ADUGS-VINS: Generalized Visual-Inertial Odometry for Robust Navigation in Highly Dynamic and Complex Environments
This addresses robust navigation for robots, drones, and autonomous vehicles in highly dynamic and complex environments, representing an incremental improvement over existing dynamic VIO methods.
The paper tackled the problem of visual-inertial odometry accuracy being compromised by dynamic objects and occlusions in real-world scenes, and the result was ADUGS-VINS, which outperformed state-of-the-art methods in multiple scenarios, demonstrating improved pose estimation accuracy.

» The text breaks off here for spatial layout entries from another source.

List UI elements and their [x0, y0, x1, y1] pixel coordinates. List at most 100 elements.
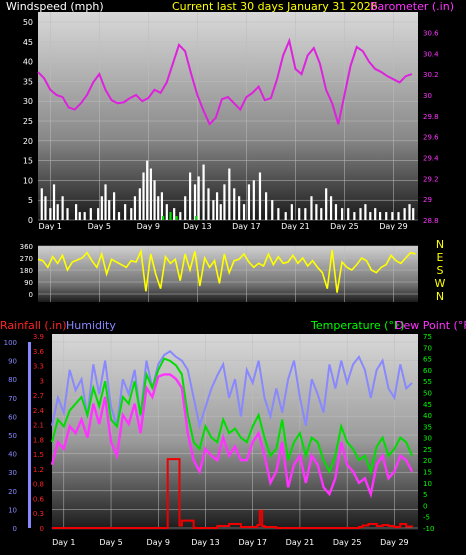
wind-barometer-chart: 0 5 10 15 20 25 30 35 40 45 50 28.8 29 29.2 29.4 29.6 29… — [23, 12, 439, 230]
humidity-tick-label: 100 — [4, 339, 17, 347]
wind-bar — [44, 196, 47, 220]
gust-bar — [169, 212, 172, 220]
wind-bar — [284, 212, 287, 220]
wind-bar — [403, 208, 406, 220]
rain-tick-label: 2.7 — [33, 392, 44, 400]
temperature-humidity-chart: 010203040506070809010000.30.60.81.21.51.… — [4, 334, 434, 547]
rain-tick-label: 2.1 — [33, 422, 44, 430]
wind-bar — [179, 212, 182, 220]
y-tick-label: 90 — [24, 279, 33, 287]
humidity-tick-label: 70 — [8, 395, 17, 403]
temp-tick-label: 45 — [423, 401, 432, 409]
wind-bar — [108, 200, 111, 220]
y2-tick-label: 29.2 — [423, 175, 439, 183]
temp-tick-label: 50 — [423, 389, 432, 397]
wind-bar — [124, 204, 127, 220]
wind-bar — [138, 188, 141, 220]
wind-bar — [207, 188, 210, 220]
y-tick-label: 45 — [23, 38, 33, 47]
y-tick-label: 270 — [20, 255, 33, 263]
y-tick-label: 35 — [23, 77, 33, 86]
humidity-axis-title: Humidity — [66, 319, 116, 332]
temp-tick-label: 75 — [423, 334, 432, 341]
temp-tick-label: 55 — [423, 378, 432, 386]
wind-bar — [271, 200, 274, 220]
wind-bar — [133, 196, 137, 220]
rain-tick-label: 3.6 — [33, 348, 45, 356]
compass-label: N — [436, 290, 444, 303]
rainfall-axis-title: Rainfall (.in) — [0, 319, 67, 332]
wind-bar — [75, 204, 78, 220]
rain-tick-label: 3.3 — [33, 363, 44, 371]
wind-bar — [66, 208, 69, 220]
x-tick-label: Day 25 — [330, 222, 359, 230]
compass-label: N — [436, 238, 444, 251]
wind-bar — [157, 196, 160, 220]
wind-bar — [247, 184, 251, 220]
wind-bar — [117, 212, 121, 220]
wind-bar — [408, 204, 411, 220]
compass-label: S — [437, 264, 444, 277]
humidity-tick-label: 90 — [8, 358, 17, 366]
wind-bar — [391, 212, 394, 220]
rainfall-line — [52, 458, 414, 529]
rain-tick-label: 0 — [40, 525, 44, 533]
wind-bar — [165, 204, 168, 220]
y-tick-label: 30 — [23, 97, 33, 106]
wind-bar — [215, 192, 219, 220]
wind-bar — [184, 196, 187, 220]
rain-tick-label: 3 — [40, 377, 44, 385]
wind-bar — [146, 160, 149, 220]
wind-bar — [238, 196, 241, 220]
humidity-tick-label: 10 — [8, 506, 17, 514]
wind-bar — [202, 164, 205, 220]
humidity-tick-label: 20 — [8, 488, 17, 496]
humidity-line — [51, 350, 413, 430]
x-tick-label: Day 9 — [147, 538, 170, 547]
temperature-axis-title: Temperature (°F) — [311, 319, 405, 332]
wind-bar — [412, 208, 415, 220]
humidity-tick-label: 60 — [8, 413, 17, 421]
x-tick-label: Day 21 — [281, 222, 310, 230]
wind-bar — [83, 212, 86, 220]
temp-tick-label: 60 — [423, 367, 432, 375]
wind-bar — [130, 208, 133, 220]
y2-tick-label: 29.6 — [423, 134, 439, 142]
temp-tick-label: 35 — [423, 423, 432, 431]
compass-label: E — [437, 251, 444, 264]
wind-bar — [265, 192, 268, 220]
wind-bar — [100, 196, 103, 220]
temp-tick-label: 70 — [423, 344, 432, 352]
wind-bar — [56, 204, 59, 220]
x-tick-label: Day 9 — [137, 222, 160, 230]
humidity-tick-label: 0 — [13, 525, 17, 533]
temp-tick-label: 20 — [423, 457, 432, 465]
humidity-tick-label: 30 — [8, 469, 17, 477]
y-tick-label: 15 — [23, 157, 33, 166]
barometer-axis-title: Barometer (.in) — [370, 0, 454, 13]
wind-bar — [189, 172, 192, 220]
x-tick-label: Day 5 — [88, 222, 111, 230]
y2-tick-label: 30.6 — [423, 29, 439, 37]
temp-tick-label: 5 — [423, 491, 427, 499]
wind-bar — [149, 168, 152, 220]
wind-bar — [320, 208, 323, 220]
x-tick-label: Day 21 — [286, 538, 315, 547]
wind-bar — [315, 204, 318, 220]
rain-tick-label: 1.5 — [33, 451, 44, 459]
y-tick-label: 25 — [23, 117, 33, 126]
windspeed-axis-title: Windspeed (mph) — [6, 0, 104, 13]
wind-bar — [104, 184, 107, 220]
x-tick-label: Day 17 — [232, 222, 261, 230]
rain-tick-label: 2.4 — [33, 407, 45, 415]
plot-area — [38, 12, 418, 220]
wind-bar — [233, 188, 236, 220]
temp-tick-label: 30 — [423, 435, 432, 443]
wind-bar — [353, 212, 356, 220]
dewpoint-axis-title: Dew Point (°F) — [395, 319, 466, 332]
rain-tick-label: 3.9 — [33, 334, 44, 341]
y-tick-label: 40 — [23, 58, 33, 67]
x-tick-label: Day 29 — [380, 538, 409, 547]
rain-tick-label: 1.2 — [33, 466, 44, 474]
rain-tick-label: 0.6 — [33, 495, 45, 503]
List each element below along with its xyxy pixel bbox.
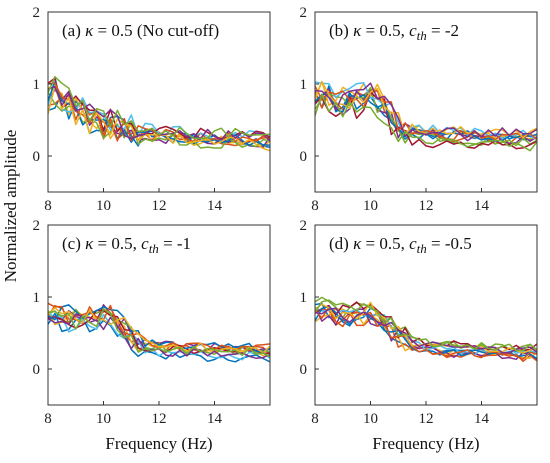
series-line-9 [315,306,537,360]
series-line-12 [315,299,537,352]
x-axis-label: Frequency (Hz) [372,434,479,453]
panel-title: (d) κ = 0.5, cth = -0.5 [329,234,472,256]
panel-title: (b) κ = 0.5, cth = -2 [329,21,459,43]
y-tick-label: 0 [33,362,41,378]
y-tick-label: 2 [300,5,308,21]
x-tick-label: 8 [311,198,319,214]
series-line-5 [48,91,270,149]
x-tick-label: 12 [152,198,167,214]
x-tick-label: 14 [474,198,490,214]
x-tick-label: 12 [419,411,434,427]
x-tick-label: 14 [474,411,490,427]
y-tick-label: 0 [300,149,308,165]
x-tick-label: 10 [363,411,378,427]
x-tick-label: 10 [363,198,378,214]
series-group [315,80,537,152]
y-tick-label: 1 [300,290,308,306]
y-tick-label: 1 [33,290,41,306]
series-line-12 [48,308,270,358]
series-line-9 [315,85,537,141]
y-tick-label: 2 [33,218,41,234]
series-line-6 [48,76,270,141]
x-tick-label: 10 [96,198,111,214]
series-line-12 [315,93,537,152]
y-tick-label: 0 [300,362,308,378]
x-tick-label: 10 [96,411,111,427]
series-line-12 [48,76,270,140]
series-line-4 [315,306,537,361]
y-tick-label: 1 [33,77,41,93]
series-line-11 [315,82,537,138]
x-tick-label: 14 [207,198,223,214]
x-tick-label: 8 [44,198,52,214]
series-line-11 [315,307,537,354]
x-tick-label: 14 [207,411,223,427]
x-tick-label: 12 [419,198,434,214]
x-tick-label: 8 [44,411,52,427]
y-tick-label: 1 [300,77,308,93]
x-tick-label: 12 [152,411,167,427]
x-tick-label: 8 [311,411,319,427]
series-line-8 [48,304,270,353]
series-line-6 [48,311,270,361]
series-group [48,302,270,363]
y-tick-label: 2 [33,5,41,21]
panel-title: (c) κ = 0.5, cth = -1 [62,234,191,256]
series-group [315,296,537,363]
shared-y-axis-label: Normalized amplitude [1,130,20,282]
x-axis-label: Frequency (Hz) [105,434,212,453]
panel-title: (a) κ = 0.5 (No cut-off) [62,21,219,40]
y-tick-label: 2 [300,218,308,234]
series-group [48,76,270,152]
y-tick-label: 0 [33,149,41,165]
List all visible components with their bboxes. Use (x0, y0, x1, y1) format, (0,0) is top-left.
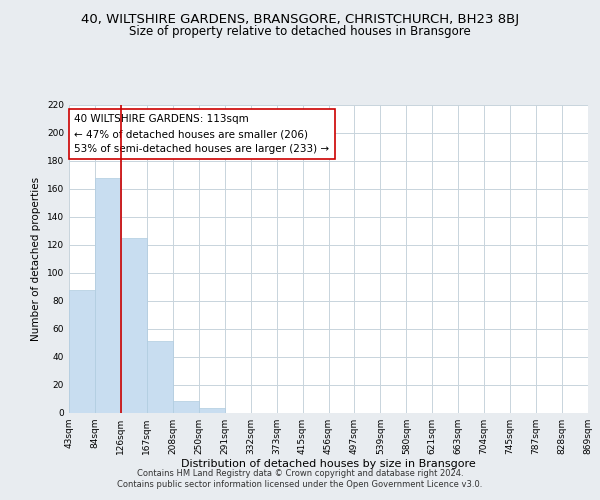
Y-axis label: Number of detached properties: Number of detached properties (31, 176, 41, 341)
Bar (199, 408, 224, 412)
Text: Size of property relative to detached houses in Bransgore: Size of property relative to detached ho… (129, 25, 471, 38)
Text: 40, WILTSHIRE GARDENS, BRANSGORE, CHRISTCHURCH, BH23 8BJ: 40, WILTSHIRE GARDENS, BRANSGORE, CHRIST… (81, 12, 519, 26)
Text: Contains public sector information licensed under the Open Government Licence v3: Contains public sector information licen… (118, 480, 482, 489)
Bar (69, 290, 95, 412)
Bar (95, 178, 121, 412)
Bar (173, 402, 199, 412)
Text: Contains HM Land Registry data © Crown copyright and database right 2024.: Contains HM Land Registry data © Crown c… (137, 468, 463, 477)
Bar (121, 238, 147, 412)
Bar (147, 341, 173, 412)
X-axis label: Distribution of detached houses by size in Bransgore: Distribution of detached houses by size … (181, 460, 476, 469)
Text: 40 WILTSHIRE GARDENS: 113sqm
← 47% of detached houses are smaller (206)
53% of s: 40 WILTSHIRE GARDENS: 113sqm ← 47% of de… (74, 114, 329, 154)
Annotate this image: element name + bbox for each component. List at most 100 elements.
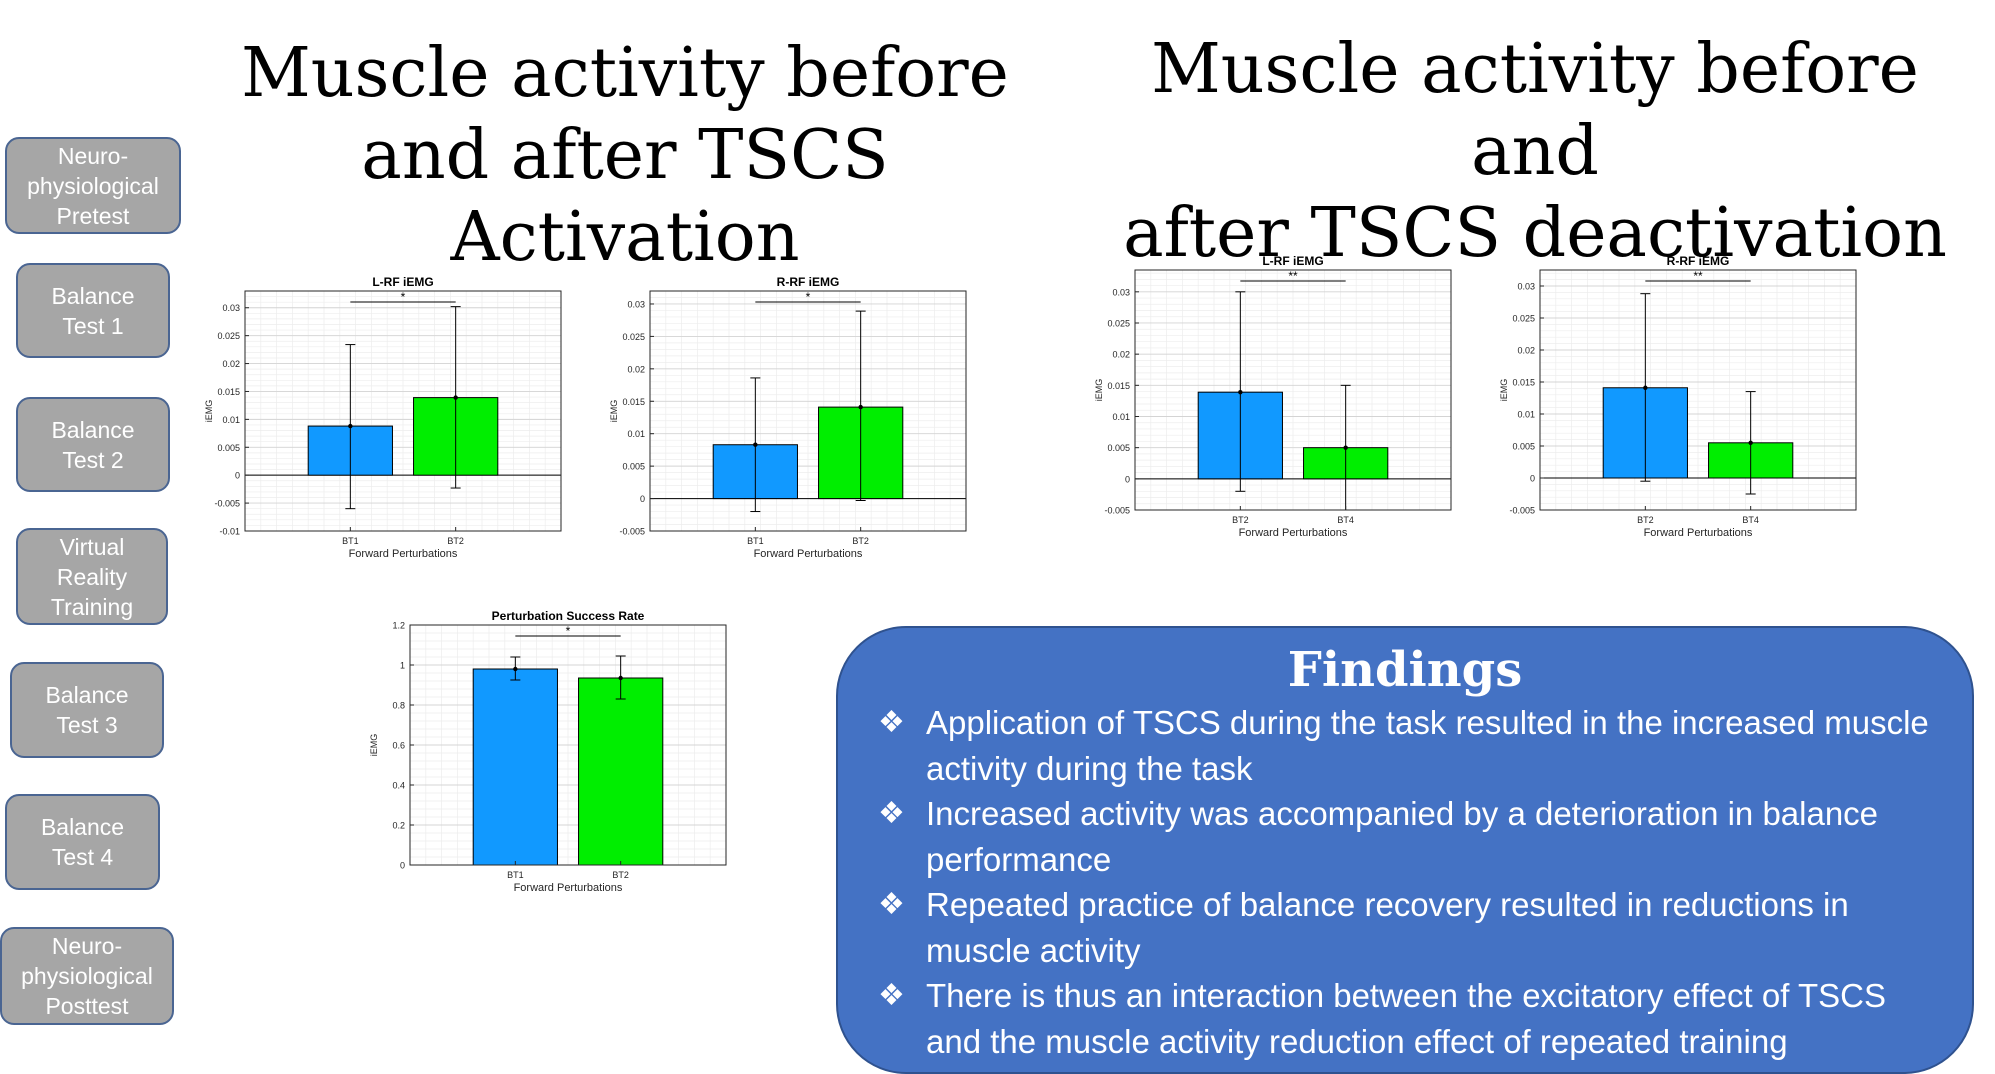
chart-deactivation-l-rf: -0.005 0 0.005 0.01 0.015 0.02 0.025 0.03 BT2 BT4… (1085, 250, 1465, 560)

Visual-inertial odometry (VIO) is widely used in various fields, such as robots, drones, and autonomous vehicles. However, real-world scenes often feature dynamic objects, compromising the accuracy of VIO. The diversity and partial occlusion of these objects present a tough challenge for existing dynamic VIO methods. To tackle this challenge, we introduce ADUGS-VINS, which integrates an enhanced SORT algorithm along with a promptable foundation model into VIO, thereby improving pose estimation accuracy in environments with diverse dynamic objects and frequent occlusions. We evaluated our proposed method using multiple public datasets representing various scenes, as well as in a real-world scenario involving diverse dynamic objects. The experimental results demonstrate that our proposed method performs impressively in multiple scenarios, outperforming other state-of-the-art methods. This highlights its remarkable generalization and adaptability in diverse dynamic environments, showcasing its potential to handle various dynamic objects in practical applications.